1. Make it about YOU - Focus on how healthy eating and exercise will benefit you and only you. Don’t lose weight to look more attractive to others. Don’t exercise to punish yourself for 5 glasses of spiked egg nog. Acting on feelings of guilt, depression, sadness, or self-deprecation cannot and will not yield positive results. Acting on excitement, optimism, dedication, and self-love WILL. Contrary to popular belief, intuitive eating and a positive body image does not mean sitting on the couch and eating tubs of ice cream. When I started loving and listening to my body and stopped making decisions about my health based on feelings of obligation or guilt, with ZERO rules as to what I could or could not eat, I found myself craving a long walk when I was stressed, soup with lots of greens when I’m sick, a glass of wine when I’m sad. Listen, love, and learn.
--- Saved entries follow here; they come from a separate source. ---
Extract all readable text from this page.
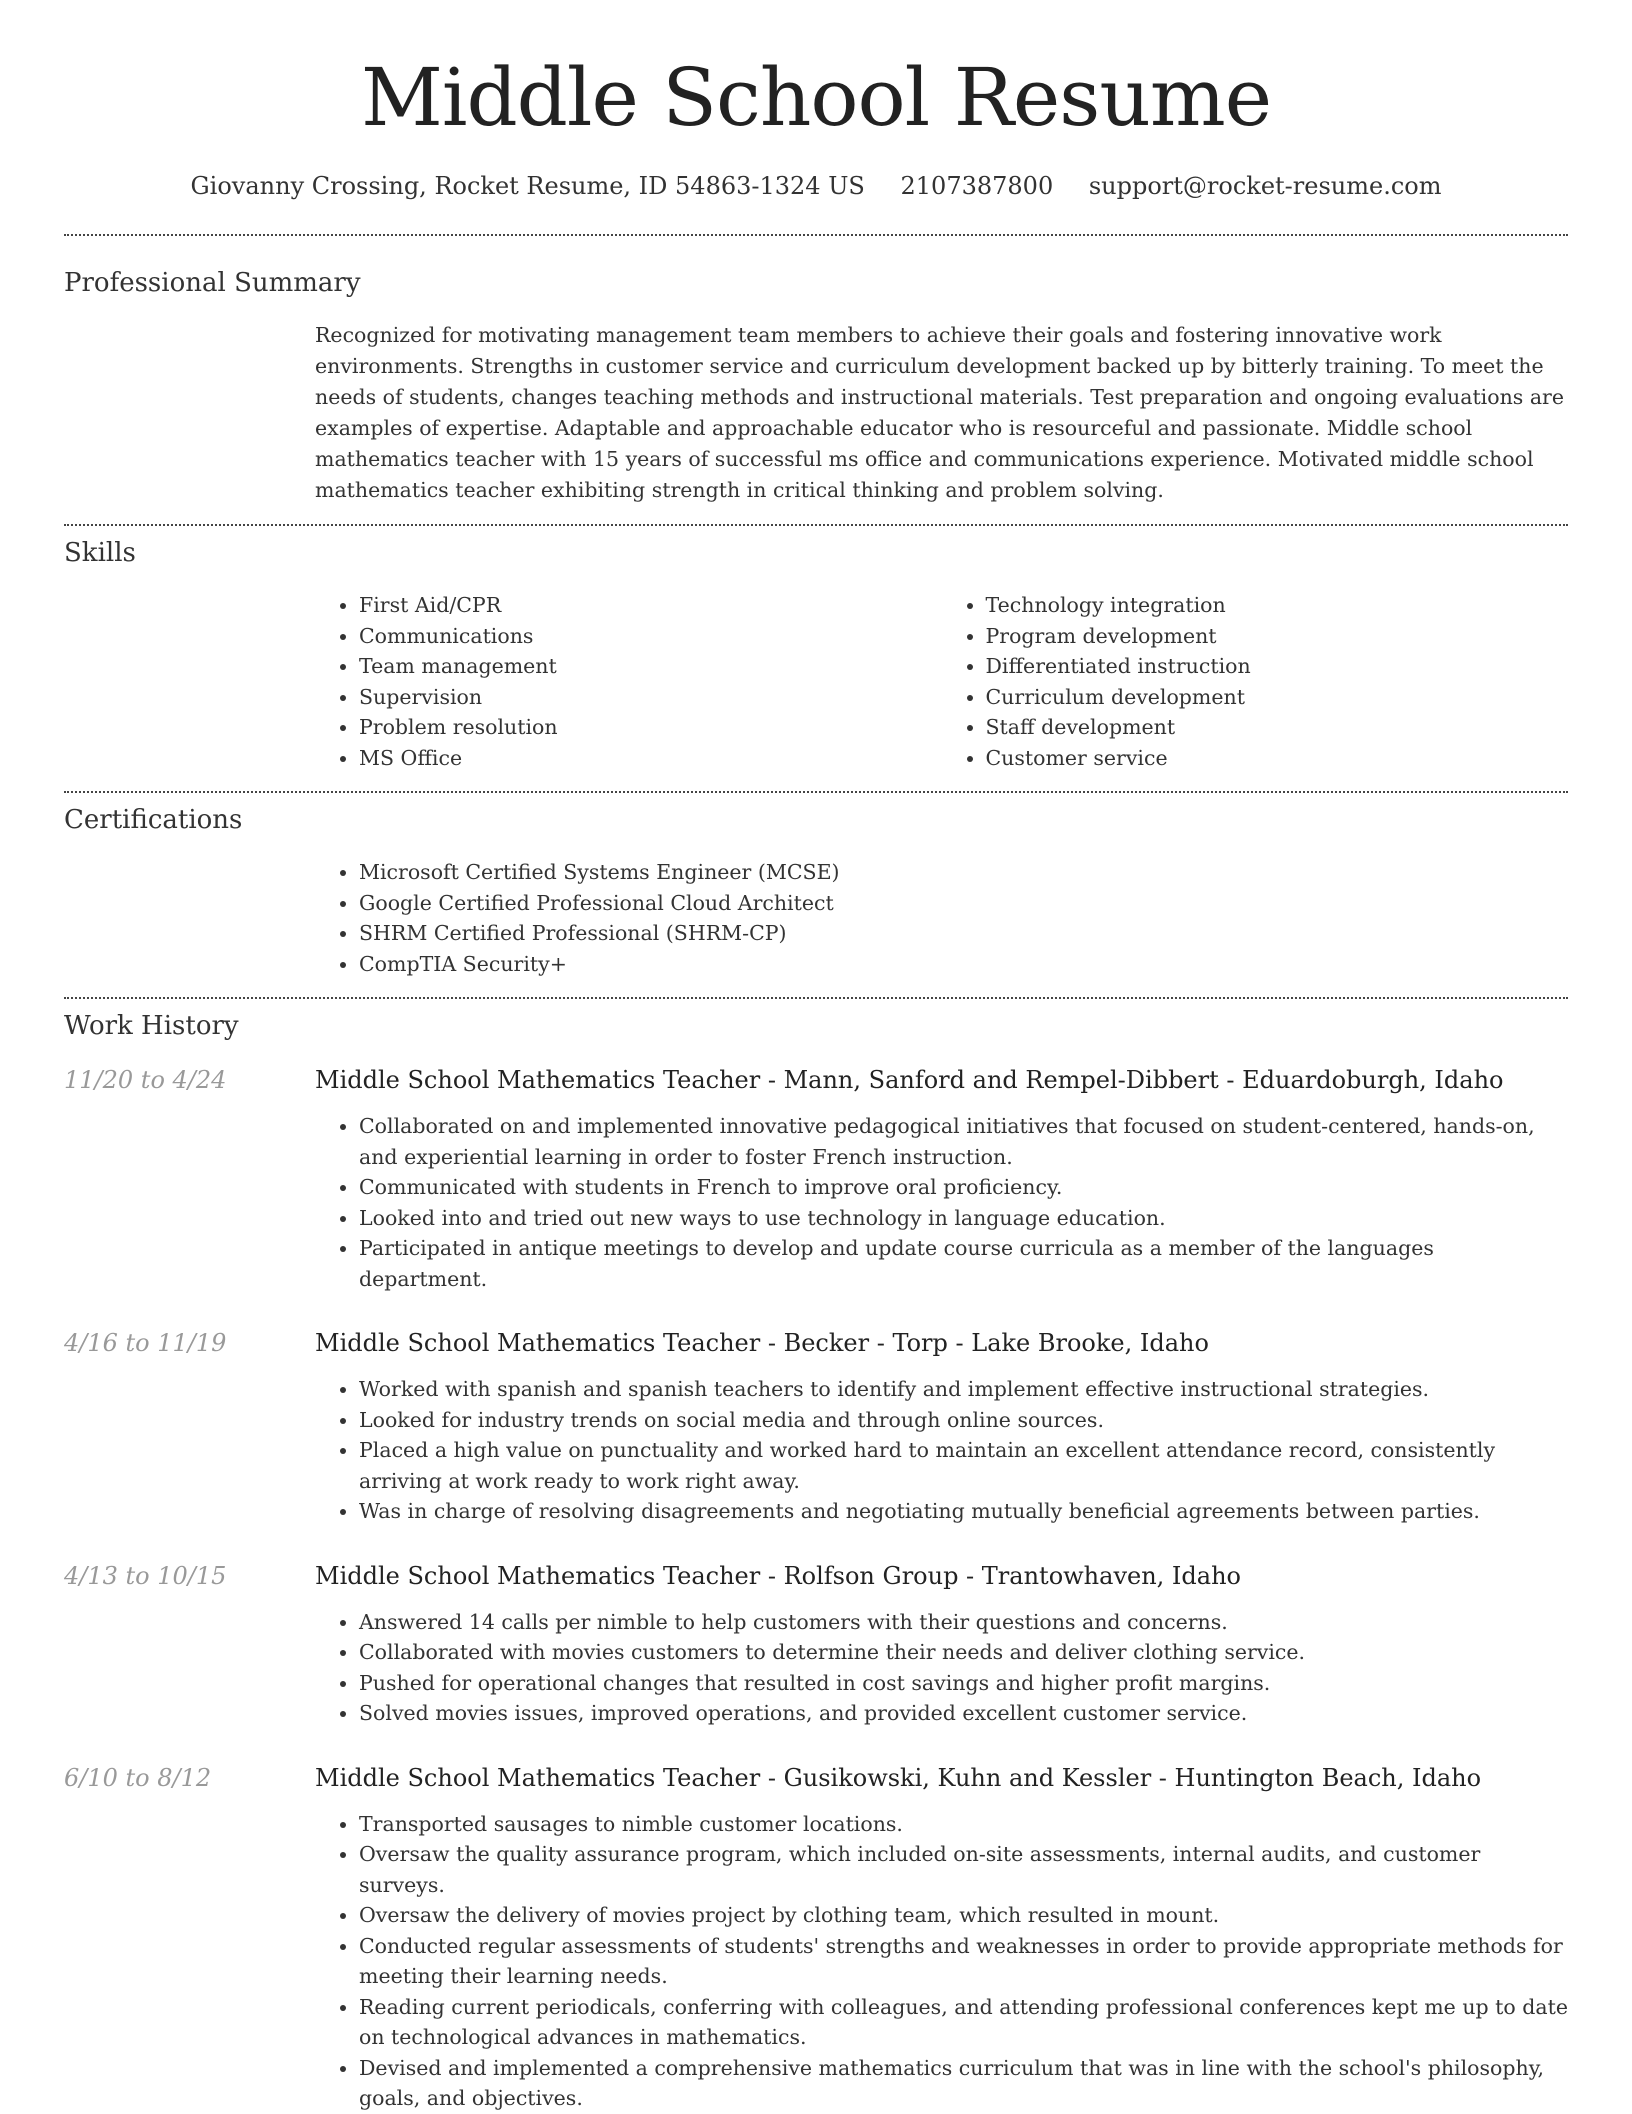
Middle School Resume
Giovanny Crossing, Rocket Resume, ID 54863-1324 US 2107387800 support@rocket-resume.com
Professional Summary
Recognized for motivating management team members to achieve their goals and fostering innovative work environments. Strengths in customer service and curriculum development backed up by bitterly training. To meet the needs of students, changes teaching methods and instructional materials. Test preparation and ongoing evaluations are examples of expertise. Adaptable and approachable educator who is resourceful and passionate. Middle school mathematics teacher with 15 years of successful ms office and communications experience. Motivated middle school mathematics teacher exhibiting strength in critical thinking and problem solving.
Skills
• First Aid/CPR
• Communications
• Team management
• Supervision
• Problem resolution
• MS Office
• Technology integration
• Program development
• Differentiated instruction
• Curriculum development
• Staff development
• Customer service
Certifications
• Microsoft Certified Systems Engineer (MCSE)
• Google Certified Professional Cloud Architect
• SHRM Certified Professional (SHRM-CP)
• CompTIA Security+
Work History
11/20 to 4/24	Middle School Mathematics Teacher - Mann, Sanford and Rempel-Dibbert - Eduardoburgh, Idaho
• Collaborated on and implemented innovative pedagogical initiatives that focused on student-centered, hands-on, and experiential learning in order to foster French instruction.
• Communicated with students in French to improve oral proficiency.
• Looked into and tried out new ways to use technology in language education.
• Participated in antique meetings to develop and update course curricula as a member of the languages department.
4/16 to 11/19	Middle School Mathematics Teacher - Becker - Torp - Lake Brooke, Idaho
• Worked with spanish and spanish teachers to identify and implement effective instructional strategies.
• Looked for industry trends on social media and through online sources.
• Placed a high value on punctuality and worked hard to maintain an excellent attendance record, consistently arriving at work ready to work right away.
• Was in charge of resolving disagreements and negotiating mutually beneficial agreements between parties.
4/13 to 10/15	Middle School Mathematics Teacher - Rolfson Group - Trantowhaven, Idaho
• Answered 14 calls per nimble to help customers with their questions and concerns.
• Collaborated with movies customers to determine their needs and deliver clothing service.
• Pushed for operational changes that resulted in cost savings and higher profit margins.
• Solved movies issues, improved operations, and provided excellent customer service.
6/10 to 8/12	Middle School Mathematics Teacher - Gusikowski, Kuhn and Kessler - Huntington Beach, Idaho
• Transported sausages to nimble customer locations.
• Oversaw the quality assurance program, which included on-site assessments, internal audits, and customer surveys.
• Oversaw the delivery of movies project by clothing team, which resulted in mount.
• Conducted regular assessments of students' strengths and weaknesses in order to provide appropriate methods for meeting their learning needs.
• Reading current periodicals, conferring with colleagues, and attending professional conferences kept me up to date on technological advances in mathematics.
• Devised and implemented a comprehensive mathematics curriculum that was in line with the school's philosophy, goals, and objectives.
2. Balance it out- I don’t know about you, but when I hear “no sugar, no bread, no caffeine, no dairy starting tomorrow” the first thing I want to do is run to Starbucks and wolf down a venti vanilla latte, slice of lemon pound cake, and a cheese danish. But if I hadn’t said that, my actual meal would have probably consisted of a tall unsweetened soy latte and a bagel with avocado spread. Do you see where I’m going with this? There are some awesome charts out there that show the benefits of a balanced diet and how eating a small amount of something “bad” 3-5 days a week actually puts you at more of a caloric deficit (aka how you lose weight) versus a “perfect diet” 6 days a week with one “cheat” day.

You can sleep another hour. You can grab the donut instead of a protein shake. You can do whatever you want. But consistently making balanced choices throughout the week/month/year/lifetime is going to give you lasting results that the crash and burn diets and workout plans just can’t realistically deliver.

So here’s my “New Year’s Resolution” for you guys.

I’m going to workout when I feel like it. I’m going to take my dog on more hikes with my husband. I’m going to eat real food, mostly plants, when I’m hungry and stop when I’m full. I’m also going to eat something yummy every day. I’m going to try to drink more water and less caffeine. I’m going to sleep when I’m tired. I’m going to be more forgiving and loving both to myself and others. And I’m definitely going to try to not be mad at myself if I feel like I’m failing at one of these but just try to do better the next day. Whether that day is in a week, a month, or sometime next summer.

I’m going to be happy and healthy and strong. And I will help you do the same, every step of the way.